The ATU has publicly argued that WMATA’s flagrant violation of these and other contract stipulations means the union does not have to observe the contract’s “no strike” clause, posting on social media Monday: “[The] Compact does not prohibit strikes. It does require final and binding arbitration of ALL labor disputes to avoid strikes. WMATA is unwilling to bargain in good faith. We will strike only if WMATA continues to refuse to bargain and arbitrate, as required by law.”
For their parts, the WMATA and local Democratic officials have taken the full measure of their “opponents” in the ATU, threatening union members with consequences for an “illegal” work stoppage. In a sign of how unfazed Metro officials are by the ATU’s empty threats, the ATU announced Monday that WMATA General Manager Paul Wiedefeld had refused to attend meetings with union representatives, instead sending lower level spokespeople to the closed-door discussions.
At the same time, spokespeople for the political establishment have issued sharp warnings to the ATU that there will be consequences for a strike. Sean Kennedy, a visiting fellow at the libertarian-leaning Maryland Public Policy Institute, wrote in the Washington Post Friday calling for federal legislation to “abolish metro’s unions.” A day earlier, an editorial in the Post warned the ATU that it was “playing with fire” for threatening to violate its expired contract.
Rather than seeking to lead a fight against declining working conditions and attacks on pay, the ATU is seeking to head off any struggle of the working class under conditions in which a work stoppage could trigger a strike wave of public and private workers in the region and around the country. At the same time as Metro workers seek strike action to defend their jobs and pay, United Parcel Service (UPS) workers are denouncing a sellout deal reached by the Teamsters union and the delivery company. In June, the union’s 250,000 members ratified a call to strike by 93 percent.
Metro workers have continued to denounce the ATU’s backpedaling. Numerous workers have taken to social media, warning that WMATA is “putting together a contingency plan in place ahead of a strike.” Demonstrating the frustration in the face of the union’s conscious efforts to string transit workers along, one respondent to the union’s announcement stated “The ATU is GUTLESS. You don't have the Balls to Strike!”
It is imperative that Metro employees, if they are to avert an impending betrayal, form independent rank and file committees, consisting of transit workers and other related industries in the region, to take their struggle out of the hands of the ATU, which is seeking to demoralize workers in order to enforce management’s demands.

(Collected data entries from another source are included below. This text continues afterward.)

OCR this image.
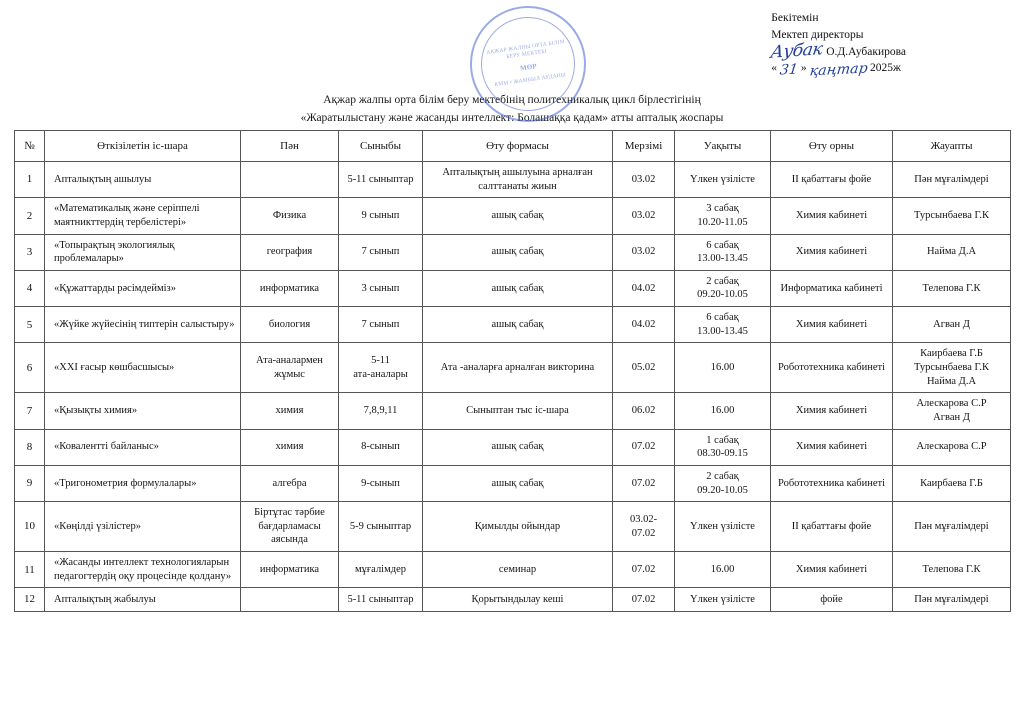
АҚЖАР ЖАЛПЫ ОРТА БІЛІМ БЕРУ МЕКТЕБІ
МӨР
КММ • ЖАМБЫЛ АУДАНЫ
Бекітемін
Мектеп директоры
Аубак О.Д.Аубакирова
« 31 » қаңтар 2025ж
Ақжар жалпы орта білім беру мектебінің политехникалық цикл бірлестігінің
«Жаратылыстану және жасанды интеллект: Болашаққа қадам» атты апталық жоспары
№	Өткізілетін іс-шара	Пән	Сыныбы	Өту формасы	Мерзімі	Уақыты	Өту орны	Жауапты

1	Апталықтың ашылуы		5-11 сыныптар	Апталықтың ашылуына арналған салттанаты жиын	03.02	Үлкен үзілісте	ІІ қабаттағы фойе	Пән мұғалімдері

2	«Математикалық және серіппелі маятникттердің тербелістері»	Физика	9 сынып	ашық сабақ	03.02	3 сабақ
10.20-11.05	Химия кабинеті	Турсынбаева Г.К

3	«Топырақтың экологиялық проблемалары»	география	7 сынып	ашық сабақ	03.02	6 сабақ
13.00-13.45	Химия кабинеті	Найма Д.А

4	«Құжаттарды рәсімдейміз»	информатика	3 сынып	ашық сабақ	04.02	2 сабақ
09.20-10.05	Информатика кабинеті	Телепова Г.К

5	«Жүйке жүйесінің типтерін салыстыру»	биология	7 сынып	ашық сабақ	04.02	6 сабақ
13.00-13.45	Химия кабинеті	Агван Д

6	«ХХІ ғасыр көшбасшысы»	Ата-аналармен жұмыс	5-11
ата-аналары	Ата -аналарға арналған викторина	05.02	16.00	Робототехника кабинеті	Каирбаева Г.Б
Турсынбаева Г.К
Найма Д.А

7	«Қызықты химия»	химия	7,8,9,11	Сыныптан тыс іс-шара	06.02	16.00	Химия кабинеті	Алескарова С.Р
Агван Д

8	«Коваленттi байланыс»	химия	8-сынып	ашық сабақ	07.02	1 сабақ
08.30-09.15	Химия кабинеті	Алескарова С.Р

9	«Тригонометрия формулалары»	алгебра	9-сынып	ашық сабақ	07.02	2 сабақ
09.20-10.05	Робототехника кабинеті	Каирбаева Г.Б

10	«Көңілді үзілістер»	Біртұтас тәрбие бағдарламасы аясында	5-9 сыныптар	Қимылды ойындар	03.02-
07.02	Үлкен үзілісте	ІІ қабаттағы фойе	Пән мұғалімдері

11	«Жасанды интеллект технологияларын педагогтердің оқу процесінде қолдану»	информатика	мұғалімдер	семинар	07.02	16.00	Химия кабинеті	Телепова Г.К

12	Апталықтың жабылуы		5-11 сыныптар	Қорытындылау кеші	07.02	Үлкен үзілісте	фойе	Пән мұғалімдері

Such a struggle can only be fought by a turn to the working class in the region, including UPS and postal service employees, who are also facing attacks on their living standards. In doing so, workers must demand substantial pay increases, job protection and a halt to privatization of services. Such committees must be independent of the Democratic Party representatives of big business who, like their Republican counterparts, are at the forefront of attacks on the working class.